Chen Huan-Da, Yu Chih-Chuan, Yang I-Hsiao, Hung Chi-Chih, Kuo Mei-Chuan, Tarng Der-Cherng, Chang Jer-Ming, Hwang Daw-Yang
Department of Pathology, Kaohsiung Medical University Hospital, Kaohsiung Medical University, Kaohsiung 807377, Taiwan.
National Institute of Cancer Research, National Health Research Institutes, Tainan 70456, Taiwan.
Biomedicines. 2022 Sep 13;10(9):2265. doi: 10.3390/biomedicines10092265.
UMOD is the first identified and the most commonly mutated gene that causes autosomal dominant tubulointerstitial kidney disease (ADTKD). Recent studies have shown that ADTKD-UMOD is a relatively common cause of chronic kidney disease (CKD). However, the status of ADTKD-UMOD in Taiwan remains unknown. In this study, we identified three heterozygous UMOD missense variants, c.121T > C (p.Cys41Arg), c.179G > A (p.Gly60Asp), and c.817G > T (p.Val273Phe), in a total of 221 selected CKD families (1.36%). Two of these missense variants, p.Cys41Arg and p.Gly60Asp, have not been reported previously. In vitro studies showed that both uromodulin variants have defects in cell membrane trafficking and excretion to the culture medium. The structure model predicted altered disulfide bond formation in both variants, but only p.Gly60Asp was predicted to cause protein destabilization. Our findings extend the mutation spectrum and indicate that the ADTKD-UMOD contributed to a small but significant cause of CKD in the Taiwanese population.
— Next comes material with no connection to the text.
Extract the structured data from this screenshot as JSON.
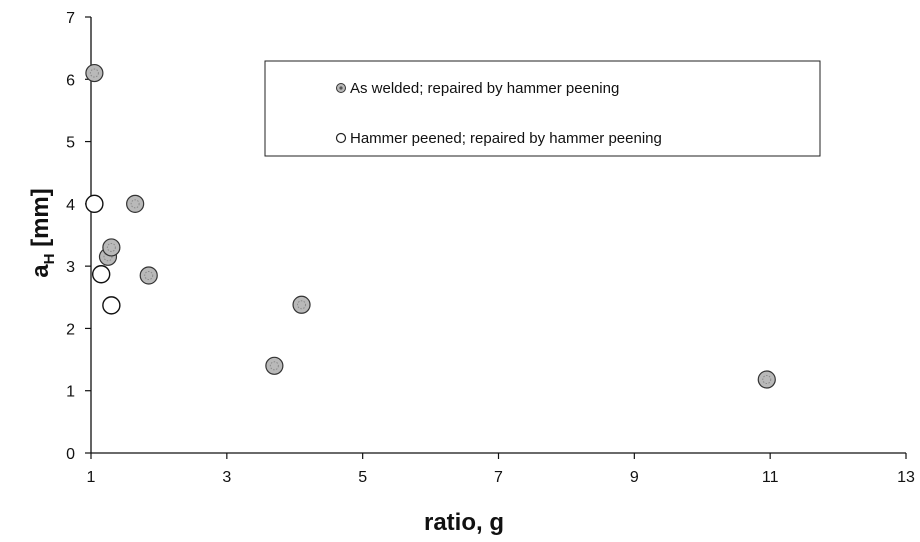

UMOD是首个被鉴定出且最常发生突变的导致常染色体显性遗传性肾小管间质性肾病(ADTKD)的基因。近期研究表明,ADTKD-UMOD是慢性肾脏病(CKD)相对常见的病因。然而,ADTKD-UMOD在台湾地区的情况仍不明确。在本研究中,我们在总共221个选定的CKD家族中(占1.36%)鉴定出三个杂合的UMOD错义变异,即c.121T>C(p.Cys41Arg)、c.179G>A(p.Gly60Asp)和c.817G>T(p.Val273Phe)。其中两个错义变异,p.Cys41Arg和p.Gly60Asp,此前尚未见报道。体外研究表明,这两种尿调节蛋白变异体在细胞膜转运和向培养基排泄方面均存在缺陷。结构模型预测这两种变异体中均有二硫键形成改变,但仅p.Gly60Asp被预测会导致蛋白质不稳定。我们的研究结果扩展了突变谱,并表明ADTKD-UMOD是台湾人群中CKD的一个虽小但重要的病因。